Clinical Indications
Memantine is specifically indicated for moderate to severe dementia of the Alzheimer's type 1. It is not recommended for mild cognitive impairment, as studies have shown inconsistent benefits in this population 3, 4.
The Canadian Consensus Conference on the Diagnosis and Treatment of Dementia recommends that memantine should be deprescribed for individuals with mild cognitive impairment 3.
Efficacy Considerations
Memantine works as an N-methyl-D-aspartate (NMDA) receptor antagonist that inhibits excessive calcium influx induced by chronic overstimulation of the NMDA receptor 5.

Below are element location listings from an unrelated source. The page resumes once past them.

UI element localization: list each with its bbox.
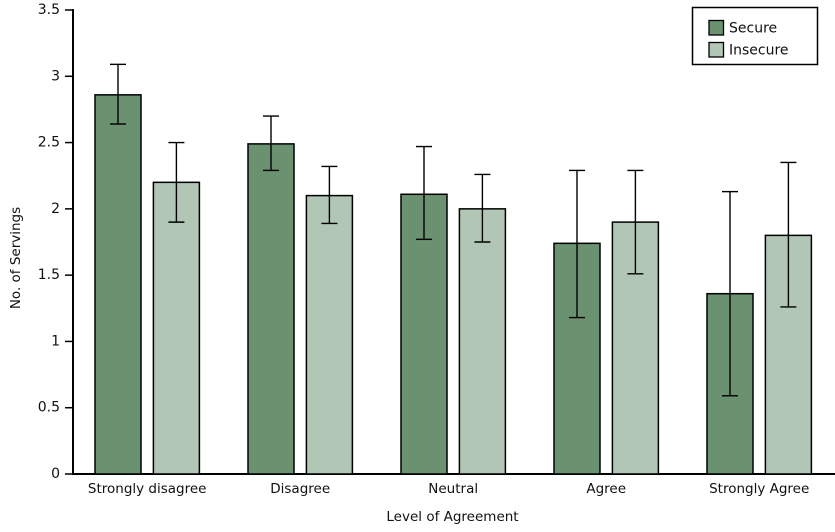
y-tick-label: 2.5 — [38, 135, 60, 151]
legend-swatch-insecure — [708, 41, 725, 58]
bar-insecure-1 — [305, 194, 354, 475]
y-tick-label: 3.5 — [38, 2, 60, 18]
y-tick-label: 1.5 — [38, 267, 60, 283]
bar-insecure-2 — [458, 208, 507, 475]
bar-secure-0 — [94, 94, 142, 475]
y-axis-title: No. of Servings — [8, 207, 24, 309]
x-category-label: Strongly disagree — [88, 481, 207, 497]
y-tick-label: 0.5 — [38, 400, 60, 416]
x-category-label: Agree — [586, 481, 626, 497]
legend-swatch-secure — [708, 19, 725, 36]
x-axis-title: Level of Agreement — [386, 509, 518, 525]
y-tick-label: 3 — [51, 68, 60, 84]
bar-secure-1 — [247, 143, 295, 475]
x-category-label: Disagree — [270, 481, 330, 497]
bar-insecure-0 — [152, 181, 201, 475]
y-tick-label: 1 — [51, 333, 60, 349]
x-category-label: Strongly Agree — [709, 481, 809, 497]
x-category-label: Neutral — [428, 481, 478, 497]
legend-label-secure: Secure — [729, 21, 777, 37]
legend: Secure Insecure — [691, 6, 819, 66]
y-tick-label: 2 — [51, 201, 60, 217]
legend-label-insecure: Insecure — [729, 43, 789, 59]
y-tick-label: 0 — [51, 466, 60, 482]
bar-secure-2 — [400, 193, 448, 475]
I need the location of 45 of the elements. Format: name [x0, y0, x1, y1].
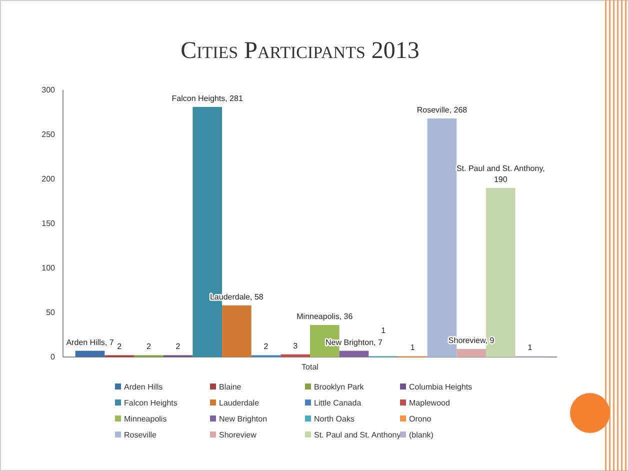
y-tick-label: 300: [42, 86, 56, 95]
data-label: 1: [381, 326, 386, 335]
legend-label: Orono: [409, 414, 432, 424]
data-label: Shoreview, 9: [448, 336, 495, 345]
legend-label: Columbia Heights: [409, 382, 472, 392]
data-label: 2: [264, 342, 269, 352]
x-tick-label: Total: [302, 362, 319, 372]
y-tick-label: 200: [42, 174, 56, 184]
legend-label: Minneapolis: [124, 414, 167, 424]
data-label: Arden Hills, 7: [66, 338, 114, 347]
legend-label: Little Canada: [314, 398, 362, 408]
legend-label: New Brighton: [219, 414, 268, 424]
data-label: 2: [176, 342, 181, 352]
data-label: Roseville, 268: [416, 105, 468, 114]
legend-label: (blank): [409, 430, 434, 440]
data-label: 2: [146, 342, 152, 352]
y-tick-label: 150: [42, 219, 56, 228]
data-label: 1: [410, 343, 416, 352]
legend-label: Shoreview: [219, 430, 257, 440]
legend-label: Falcon Heights: [124, 398, 178, 408]
data-label: 2: [117, 342, 122, 352]
data-label: St. Paul and St. Anthony, 190: [456, 164, 545, 184]
legend-label: St. Paul and St. Anthony: [314, 430, 401, 440]
legend-label: Roseville: [124, 430, 158, 440]
y-tick-label: 50: [46, 308, 56, 318]
data-label: 3: [293, 341, 298, 350]
legend-label: Maplewood: [409, 398, 450, 408]
legend-label: Lauderdale: [219, 398, 260, 408]
data-label: Minneapolis, 36: [296, 312, 354, 321]
bar: [222, 305, 252, 357]
bar: [75, 350, 105, 357]
bar: [339, 350, 369, 357]
y-tick-label: 0: [50, 352, 56, 362]
y-tick-label: 100: [42, 264, 56, 273]
bar: [456, 348, 486, 357]
y-tick-label: 250: [42, 130, 56, 140]
bar: [280, 354, 310, 357]
legend-label: Blaine: [219, 382, 242, 392]
legend-label: Arden Hills: [124, 382, 163, 392]
legend-label: Brooklyn Park: [314, 382, 365, 392]
data-label: 1: [528, 343, 533, 352]
chart-title: Cities Participants 2013: [180, 38, 420, 64]
legend-label: North Oaks: [314, 414, 354, 424]
bar: [486, 188, 516, 357]
data-label: Falcon Heights, 281: [172, 94, 244, 103]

Clinical evidence shows that:
- Memantine is effective for moderate to severe Alzheimer's disease 5
- It can be used as monotherapy or in combination with cholinesterase inhibitors 6
- When combined with donepezil, memantine resulted in significantly better outcomes than placebo on measures of cognition, activities of daily living, and behavior 6
Common Side Effects
The most common adverse reactions (occurring in ≥5% of patients and at a rate greater than placebo) are:
- Dizziness
- Headache
- Confusion
- Constipation 1
Monitoring and Follow-up
Regular follow-up every 3-6 months is recommended to:
- Evaluate treatment effectiveness
- Assess for adverse effects
- Monitor disease progression
- Consider discontinuation if appropriate 4
Discontinuation Considerations
According to the Canadian Consensus Conference guidelines, memantine should be considered for discontinuation in patients taking it for >12 months if:
- There has been clinically meaningful worsening of dementia over the past 6 months
- No clinically meaningful benefit was observed during treatment
- The patient has progressed to severe or end-stage dementia
- Intolerable side effects develop (confusion, dizziness, falls)
- Medication adherence is poor 3
If discontinuation is warranted, dose reduction should occur gradually, with a 50% reduction every 4 weeks until reaching the initial starting dose, then complete discontinuation after 4 more weeks 3.